Sunday, January 6, 2008

Harga Minyak Tembus 100 Dollar AS


Batas psikologis harga minyak 100 dollar AS per barrel akhirnya tertembus juga. Kamis (3/1) kemarin perdagangan di Bursa New York melewati patokan itu.

Walau sudah diprediksi akan terjadi, kenaikan harga minyak dunia menembus batas psikologis 100 dollar AS per barrel merupakan kado tahun baru yang pahit. Terbayang tekanan yang akan terjadi pada perekonomian global dan terlebih lagi dampaknya terhadap perekonomian kita di dalam negeri.

Di tengah optimisme yang tinggi akan perbaikan yang bisa kita lakukan di tahun 2008 ini, naiknya harga minyak dunia sungguh sangat mengganggu.
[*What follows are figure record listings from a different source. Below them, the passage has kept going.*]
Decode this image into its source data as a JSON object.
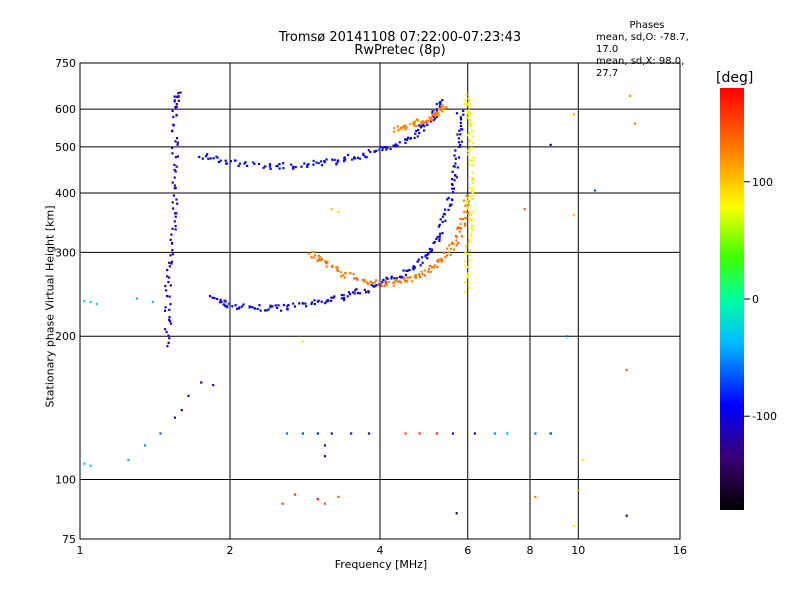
{
  "chart_data": {
    "type": "scatter",
    "title": "Tromsø 20141108 07:22:00-07:23:43",
    "subtitle": "RwPretec (8p)",
    "xlabel": "Frequency [MHz]",
    "ylabel": "Stationary phase Virtual Height [km]",
    "x_scale": "log",
    "y_scale": "log",
    "xlim": [
      1,
      16
    ],
    "ylim": [
      75,
      750
    ],
    "x_ticks": [
      "1",
      "2",
      "4",
      "6",
      "8",
      "10",
      "16"
    ],
    "x_tick_values": [
      1,
      2,
      4,
      6,
      8,
      10,
      16
    ],
    "y_ticks": [
      "75",
      "100",
      "200",
      "300",
      "400",
      "500",
      "600",
      "750"
    ],
    "y_tick_values": [
      75,
      100,
      200,
      300,
      400,
      500,
      600,
      750
    ],
    "grid": true,
    "stats_header": "Phases",
    "stats_line1": "mean, sd,O:  -78.7, 17.0",
    "stats_line2": "mean, sd,X:   98.0, 27.7",
    "colorbar": {
      "label": "[deg]",
      "range": [
        -180,
        180
      ],
      "ticks": [
        "100",
        "0",
        "-100"
      ],
      "tick_values": [
        100,
        0,
        -100
      ]
    },
    "traces": [
      {
        "name": "o-lower",
        "phase": -95,
        "points": [
          [
            1.85,
            240
          ],
          [
            2.0,
            232
          ],
          [
            2.3,
            229
          ],
          [
            2.6,
            230
          ],
          [
            3.0,
            235
          ],
          [
            3.4,
            243
          ],
          [
            3.8,
            252
          ],
          [
            4.2,
            263
          ],
          [
            4.6,
            277
          ],
          [
            5.0,
            298
          ],
          [
            5.3,
            330
          ],
          [
            5.5,
            380
          ],
          [
            5.65,
            440
          ],
          [
            5.75,
            520
          ],
          [
            5.8,
            600
          ]
        ]
      },
      {
        "name": "o-upper",
        "phase": -90,
        "points": [
          [
            1.75,
            480
          ],
          [
            2.0,
            463
          ],
          [
            2.4,
            455
          ],
          [
            2.8,
            458
          ],
          [
            3.2,
            465
          ],
          [
            3.6,
            478
          ],
          [
            4.0,
            492
          ],
          [
            4.4,
            510
          ],
          [
            4.8,
            540
          ],
          [
            5.1,
            580
          ],
          [
            5.3,
            630
          ]
        ]
      },
      {
        "name": "x-lower",
        "phase": 130,
        "points": [
          [
            2.9,
            300
          ],
          [
            3.1,
            285
          ],
          [
            3.4,
            270
          ],
          [
            3.8,
            260
          ],
          [
            4.2,
            258
          ],
          [
            4.6,
            264
          ],
          [
            5.0,
            276
          ],
          [
            5.4,
            294
          ],
          [
            5.7,
            320
          ],
          [
            5.9,
            350
          ],
          [
            6.0,
            400
          ]
        ]
      },
      {
        "name": "x-upper",
        "phase": 125,
        "points": [
          [
            4.3,
            545
          ],
          [
            4.6,
            555
          ],
          [
            4.9,
            568
          ],
          [
            5.2,
            585
          ],
          [
            5.4,
            610
          ]
        ]
      },
      {
        "name": "x-cusp",
        "phase": 80,
        "points": [
          [
            5.95,
            250
          ],
          [
            6.0,
            300
          ],
          [
            6.05,
            360
          ],
          [
            6.08,
            420
          ],
          [
            6.08,
            500
          ],
          [
            6.05,
            580
          ],
          [
            5.95,
            640
          ]
        ]
      },
      {
        "name": "vertical-band",
        "phase": -105,
        "points": [
          [
            1.5,
            190
          ],
          [
            1.5,
            240
          ],
          [
            1.52,
            300
          ],
          [
            1.55,
            380
          ],
          [
            1.55,
            480
          ],
          [
            1.55,
            600
          ],
          [
            1.58,
            650
          ]
        ]
      }
    ],
    "scatter_points": [
      [
        1.02,
        237,
        -20
      ],
      [
        1.05,
        236,
        -25
      ],
      [
        1.08,
        234,
        -20
      ],
      [
        1.3,
        240,
        -40
      ],
      [
        1.4,
        236,
        -35
      ],
      [
        1.02,
        108,
        -30
      ],
      [
        1.05,
        107,
        -25
      ],
      [
        1.25,
        110,
        -40
      ],
      [
        1.35,
        118,
        -50
      ],
      [
        1.45,
        125,
        -60
      ],
      [
        1.55,
        135,
        -120
      ],
      [
        1.6,
        140,
        -115
      ],
      [
        1.65,
        150,
        -110
      ],
      [
        1.75,
        160,
        -95
      ],
      [
        1.85,
        158,
        -95
      ],
      [
        2.55,
        89,
        150
      ],
      [
        2.7,
        93,
        160
      ],
      [
        3.0,
        91,
        170
      ],
      [
        3.1,
        89,
        150
      ],
      [
        3.3,
        92,
        140
      ],
      [
        2.6,
        125,
        -60
      ],
      [
        2.8,
        125,
        -70
      ],
      [
        3.0,
        125,
        -80
      ],
      [
        3.2,
        125,
        -100
      ],
      [
        3.5,
        125,
        -110
      ],
      [
        3.8,
        125,
        -110
      ],
      [
        4.5,
        125,
        150
      ],
      [
        4.8,
        125,
        160
      ],
      [
        5.2,
        125,
        170
      ],
      [
        5.6,
        125,
        -110
      ],
      [
        6.2,
        125,
        -110
      ],
      [
        6.8,
        125,
        -50
      ],
      [
        7.2,
        125,
        -40
      ],
      [
        8.2,
        125,
        -60
      ],
      [
        8.8,
        125,
        -80
      ],
      [
        3.1,
        118,
        -110
      ],
      [
        3.1,
        112,
        -110
      ],
      [
        3.2,
        370,
        100
      ],
      [
        3.3,
        365,
        90
      ],
      [
        2.8,
        195,
        70
      ],
      [
        7.8,
        370,
        140
      ],
      [
        8.8,
        505,
        -120
      ],
      [
        9.8,
        360,
        100
      ],
      [
        9.8,
        585,
        110
      ],
      [
        10.8,
        405,
        -70
      ],
      [
        12.5,
        170,
        140
      ],
      [
        12.5,
        84,
        -120
      ],
      [
        12.7,
        640,
        120
      ],
      [
        13.0,
        560,
        130
      ],
      [
        9.5,
        200,
        -60
      ],
      [
        10.0,
        95,
        120
      ],
      [
        10.2,
        110,
        70
      ],
      [
        9.8,
        80,
        70
      ],
      [
        8.2,
        92,
        130
      ],
      [
        5.7,
        85,
        -120
      ]
    ]
  }
}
Terutama tekanan kepada Anggaran Pendapatan dan Belanja Negara, yang diakibatkan oleh semakin lebarnya harga patokan yang kita tentukan (60 dollar AS per barrel) dengan kenyataan harga pasar yang terjadi. Menko Perekonomian Boediono pernah menyebutkan, ketika harga minyak mencapai 100 dollar AS per barrel, maka subsidi yang harus disediakan mencapai Rp 170 triliun.

Kita tidak lagi menikmati rezeki nomplok (windfall profit) akibat kenaikan harga minyak dunia karena produksi minyak kita yang cenderung menurun. Tahun lalu, target produksi minyak 950.000 per barrel per hari, tetapi hanya terpenuhi 875.000 barrel. Tidak usah heran apabila yang terjadi adalah kondisi yang menyakitkan.
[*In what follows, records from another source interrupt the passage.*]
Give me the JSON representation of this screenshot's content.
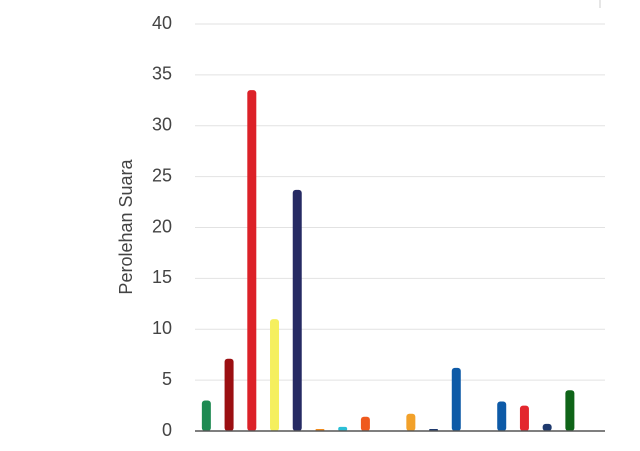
{
  "chart_data": {
    "type": "bar",
    "y_label": "Perolehan Suara",
    "categories": [
      null,
      null,
      null,
      null,
      null,
      null,
      null,
      null,
      null,
      null,
      null,
      null,
      null,
      null,
      null,
      null,
      null
    ],
    "values": [
      3.0,
      7.1,
      33.5,
      11.0,
      23.7,
      0.2,
      0.4,
      1.4,
      0,
      1.7,
      0.2,
      6.2,
      0,
      2.9,
      2.5,
      0.7,
      4.0
    ],
    "colors": [
      "#1e8a52",
      "#9b0f12",
      "#dc2128",
      "#f5ef5e",
      "#262a63",
      "#f08a1c",
      "#2bbfd6",
      "#ef5a1e",
      "#888888",
      "#f2a12a",
      "#1f3a6e",
      "#0d5aa7",
      "#888888",
      "#0d5aa7",
      "#e3272e",
      "#1f3a6e",
      "#0f6418"
    ],
    "ylim": [
      0,
      40
    ],
    "yticks": [
      0,
      5,
      10,
      15,
      20,
      25,
      30,
      35,
      40
    ],
    "grid": true
  }
}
Keadaan yang kita alami sekarang ini buah dari kelalaian kita sendiri. Kita terlalu terlena dengan kelimpahan sumber daya alam sehingga membuat kita malas dan mau mudahnya saja. Kita bukan hanya lebih banyak menyerahkan eksplorasi minyak kepada pihak lain, tetapi tidak menguasai sepenuhnya industri minyak dan gas ini dari hulu hingga hilir.

Ibaratnya bertahun-tahun kita lebih banyak ongkang-ongkang kaki. Kita menunggu saja bagi hasil dari perusahaan-perusahaan minyak asing. Bahkan produksi itu pun kemudian dijual dalam bentuk mentah dan kemudian kita mengimpor dalam bentuk jadi.

Sekarang kita berketetapan hati untuk berubah diri. Kita menyatakan, ingin melakukan transformasi. Tentu tidak pernah ada kata terlambat. Hanya saja yang namanya resolusi itu tidak cukup hanya diucapkan. Kalau kita mau melakukan transformasi, harus jelas transformasi seperti apa yang ingin kita capai, kapan batas waktunya, dan bagaimana mencapai hal itu.

Sungguh ironis apabila kita yang diberi kelimpahan sumber daya alam tidak mampu menjadikannya sebagai sumber kesejahteraan rakyat banyak. Sementara kita melihat bagaimana negara-negara lain, seperti Rusia, yang bisa membangun kembali kebesaran dan kejayaannya dengan memanfaatkan rezeki nomplok akibat harga minyak yang membubung tinggi.

Dulu kita pernah menyayangkan Nigeria, yang gagal memanfaatkan rezeki nomplok dari kenaikan harga minyak bagi perbaikan kesejahteraan rakyatnya. Jangan sampai orang lain kemudian menyayangkan kita karena gagal memanfaatkan kekayaan alam bagi peningkatan kesejahteraan rakyat Indonesia.

Tantangan itu kini ada di hadapan kita. Tugas kita bersama untuk bisa menjawabnya.